Nous avons beaucoup de plans pour 2014 et cela faisait un certain temps qu’on envisageait de venir passer un semaine à Kiev pour une grosse session de design avec les développeurs. Le climat politique nous avait fait hésiter et la semaine dernière on a finalement décidé que c’était maintenant ou jamais donc j’ai pris mes billets et je suis arrivé dimanche soir.
La journée de lundi s’est passé sans problèmes. On est même allé faire un tour sur la place Maidan Nezalezhnosti (NDLR : la place de l’Indépendance à Kiev) pour voir le camp des manifestants : des tentes chauffées par des poêles à bois entourées de barricades. Impressionnant mais pas dangereux.
Mardi ça s’est gâté : mes collègues ont reçu des coups de fils et on est sortis du bureau en milieu d’après-midi pour se regrouper à mon hôtel de l’autre côté de la colline où est perché le monastère St Michel, en bas du funiculaire. Les autorités ont fermé le métro et l’hôtel a décidé de fermer son restaurant tôt pour laisser le temps à leurs employées de jour de rentrer chez eux.

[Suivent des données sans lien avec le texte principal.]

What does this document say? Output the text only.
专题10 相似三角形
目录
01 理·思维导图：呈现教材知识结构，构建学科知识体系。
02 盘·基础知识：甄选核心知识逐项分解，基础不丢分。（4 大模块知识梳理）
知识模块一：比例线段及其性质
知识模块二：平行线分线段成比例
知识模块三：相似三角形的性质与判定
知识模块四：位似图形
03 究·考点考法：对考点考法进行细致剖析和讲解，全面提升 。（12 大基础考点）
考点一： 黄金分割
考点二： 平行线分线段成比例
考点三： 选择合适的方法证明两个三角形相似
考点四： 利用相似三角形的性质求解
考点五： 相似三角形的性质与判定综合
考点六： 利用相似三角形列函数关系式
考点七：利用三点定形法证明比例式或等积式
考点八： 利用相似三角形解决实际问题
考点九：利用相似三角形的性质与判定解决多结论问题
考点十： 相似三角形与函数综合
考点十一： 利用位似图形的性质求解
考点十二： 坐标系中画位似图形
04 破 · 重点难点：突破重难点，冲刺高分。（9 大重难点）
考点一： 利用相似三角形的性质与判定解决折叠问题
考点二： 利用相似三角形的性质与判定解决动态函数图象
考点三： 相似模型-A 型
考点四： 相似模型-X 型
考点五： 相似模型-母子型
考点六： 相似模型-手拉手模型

Mercredi, on a passé la journée dans l’hôtel en se demandant comment ça allait évoluer. La rue qui normalement est très passante était quasiment vide : très peu de gens sont allés travailler. La tension était palpable mais on était en zone calme donc ça allait.
Ce matin, ça a plutôt bien commencé. Mais, vers 9h30, les infos se sont gâtées. On a commencé à voir des gens revenir du centre ville en groupes. Les employées de l’hôtel étaient très tendus. Ne parlant pas ukrainien ou russe, ma seule source d’info était l’internet et quelques commentaires en anglais, jusqu’à ce que mon chef d’équipe n’arrive et m’explique. Il a été direct et m’a dit « fais le check out, on va chez moi en banlieue et tu dors chez moi ce soir, c’est plus sûr ». Donc depuis cet après-midi, je suis dans la banlieue de Kiev, dans un endroit tranquille. La prochaine étape est demain, savoir si l’aéroport sera toujours ouvert et si mon avion partira. Il y a aussi des rumeurs selon lesquelles le métro devrait ouvrir de nouveau, ce qui serait une bonne nouvelle.
En discutant avec mes collègues, il est évident qu’ils préfèrent se rapprocher de l’Union européenne plutôt que de la Russie. C’est peut-être spécifique aux gens qui travaillent dans l’informatique vu que Kiev et l’Ukraine en général a un marché florissant dans les services informatiques.
Mais de façon plus primordiale, ce qu’ils veulent c’est revenir à la Constitution de 2005. Quand l’Ukraine est devenue indépendante en 1996, une première Constitution a été créée, donnant beaucoup de pouvoirs au président. Cette Constitution à été modifiée en 2005 pour une version avec un équilibre du pouvoir entre le président et le parlement. Peu après son élection, le président Ianoukovitch a fait annuler cette constitution pour revenir à la version de 1996, lui octroyant ainsi plus de pouvoirs. Pour les ukrainiens, il s’agit d’un retour en arrière qui va à l’encontre de leurs libertés.
Je fais partie des chanceux : si tout va bien, je serai de retour à Londres demain soir. Mes collègues et les employés de l’hôtel où j’ai passé la semaine ont tous été extrêmement calmes et candides même quand ils n’en menaient pas large mais pour eux, c’est loin d’être fini.